Subject: | |
From: | |
Reply To: | |
Date: | Mon, 19 Dec 2005 16:07:43 +0000 |
Content-Type: | TEXT/PLAIN |
Parts/Attachments: |
|
|
On Fri, 16 Dec 2005, John Haggerty wrote:
> Martin et al.,
>
> Thanks for that description of your experience. It does sound very similar
> to what I am seeing. We're planning to upgrade SL 3.0.2 to 3.0.5, which has
> kernel version 2.4.21-32.0.1.EL, but it's talking a little while to get that
> deployed.
>
> Since my post, I have been able to log on to several of the machines as root
> while they are otherwise hung (which is presumably due to hard mounts coupled
> with NFS volumes in the PATH).
>
> What I see in a hung machine are several of the NFS mounts that are ok; the
> daemons running, the network ok, etc.
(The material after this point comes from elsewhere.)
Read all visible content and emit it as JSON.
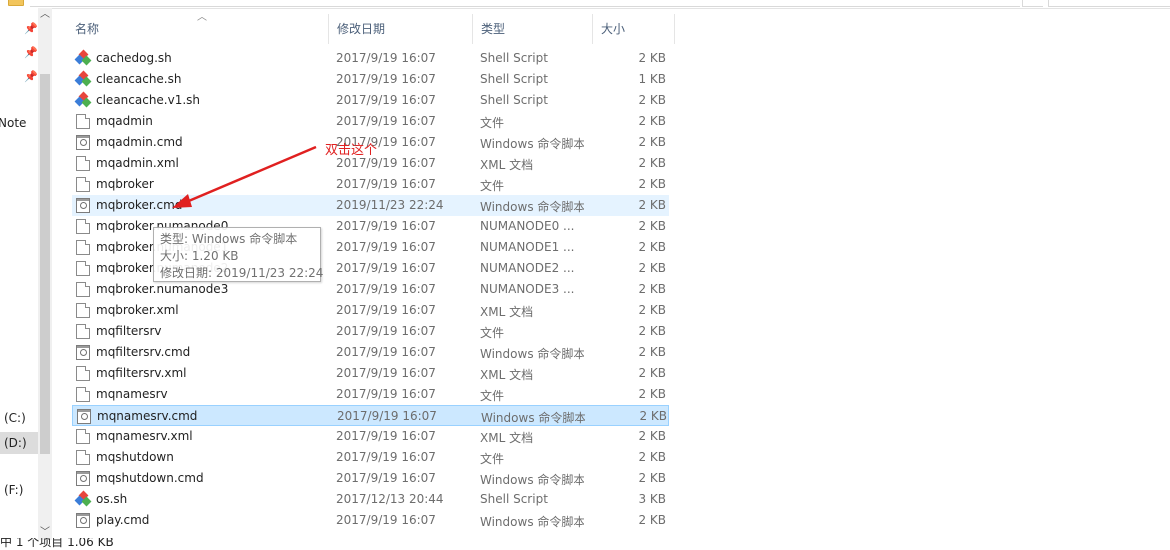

Basically everything I know how to
> look at is ok, except for one hard mounted NFS filesystem, which is a disk
> where much software resides, things like shared libraries for the CERN root
> software. That filesystem I can mount again by hand and access without
> problem, but when I do anything that touches the original mount, I'm in
> permanent hard-mount-hang.
It may not help you much but you *can* forcably umount the bad directory
using the Force option (-f on umount) which has been available since Linux
2.2.x. They added the Lazy option -l in 2.4.x. In particular you
probably will need -fl to do the forcable umount lazily (needed if the
server isn't responding for whatever reason).
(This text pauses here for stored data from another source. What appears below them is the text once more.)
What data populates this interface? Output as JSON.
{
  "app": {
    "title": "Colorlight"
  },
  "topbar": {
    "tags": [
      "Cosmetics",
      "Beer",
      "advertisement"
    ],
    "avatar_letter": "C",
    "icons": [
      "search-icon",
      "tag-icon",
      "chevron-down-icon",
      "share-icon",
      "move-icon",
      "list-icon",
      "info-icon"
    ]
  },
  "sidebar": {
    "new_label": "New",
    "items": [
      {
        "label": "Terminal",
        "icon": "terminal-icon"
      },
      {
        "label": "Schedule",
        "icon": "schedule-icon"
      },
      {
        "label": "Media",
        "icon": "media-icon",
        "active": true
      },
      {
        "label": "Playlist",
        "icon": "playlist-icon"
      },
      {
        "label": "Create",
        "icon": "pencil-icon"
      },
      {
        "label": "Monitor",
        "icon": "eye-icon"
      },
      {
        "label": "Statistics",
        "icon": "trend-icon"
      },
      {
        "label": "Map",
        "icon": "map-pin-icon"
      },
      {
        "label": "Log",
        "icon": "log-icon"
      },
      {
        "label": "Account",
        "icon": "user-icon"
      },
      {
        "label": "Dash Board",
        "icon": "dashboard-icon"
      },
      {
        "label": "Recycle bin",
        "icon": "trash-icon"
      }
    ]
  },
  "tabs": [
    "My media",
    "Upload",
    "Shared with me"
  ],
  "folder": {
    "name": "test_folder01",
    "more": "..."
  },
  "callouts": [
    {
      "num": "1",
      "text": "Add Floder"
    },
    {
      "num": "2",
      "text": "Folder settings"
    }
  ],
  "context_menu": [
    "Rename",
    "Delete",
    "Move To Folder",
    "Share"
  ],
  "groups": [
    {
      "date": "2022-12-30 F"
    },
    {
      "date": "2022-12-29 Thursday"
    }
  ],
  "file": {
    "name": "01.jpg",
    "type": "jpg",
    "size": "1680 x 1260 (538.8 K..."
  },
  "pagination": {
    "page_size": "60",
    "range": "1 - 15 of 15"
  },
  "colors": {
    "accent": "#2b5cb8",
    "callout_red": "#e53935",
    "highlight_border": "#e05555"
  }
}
This will cause anything with open/mapped files on the fs to be killed
next time they access the bad-fs but that may still be somewhat better
than having to reboot.
We have a script run periodially which checks for hung mounts (in our case
they are usually caused by servers really being down or network problems),
and forcably umounts them. We then can restart am-utils to mount from a
different replica (for applications/libs at least). Of course it doesn't
help much for things which are mounted for rw (home/data stores etc), but
at least apps which arn't touching the bad-fs can carry on.
Of course with am-utils we can quiery if a directory is *believed* to be
alive (without always having to touch the mount-point). I don't know if
autofs has a similar interface or not.
> A couple of the machines are hung differently; they are scrolling
>
> RPC: sendmsg returned error 12
-- Jon
|
|
|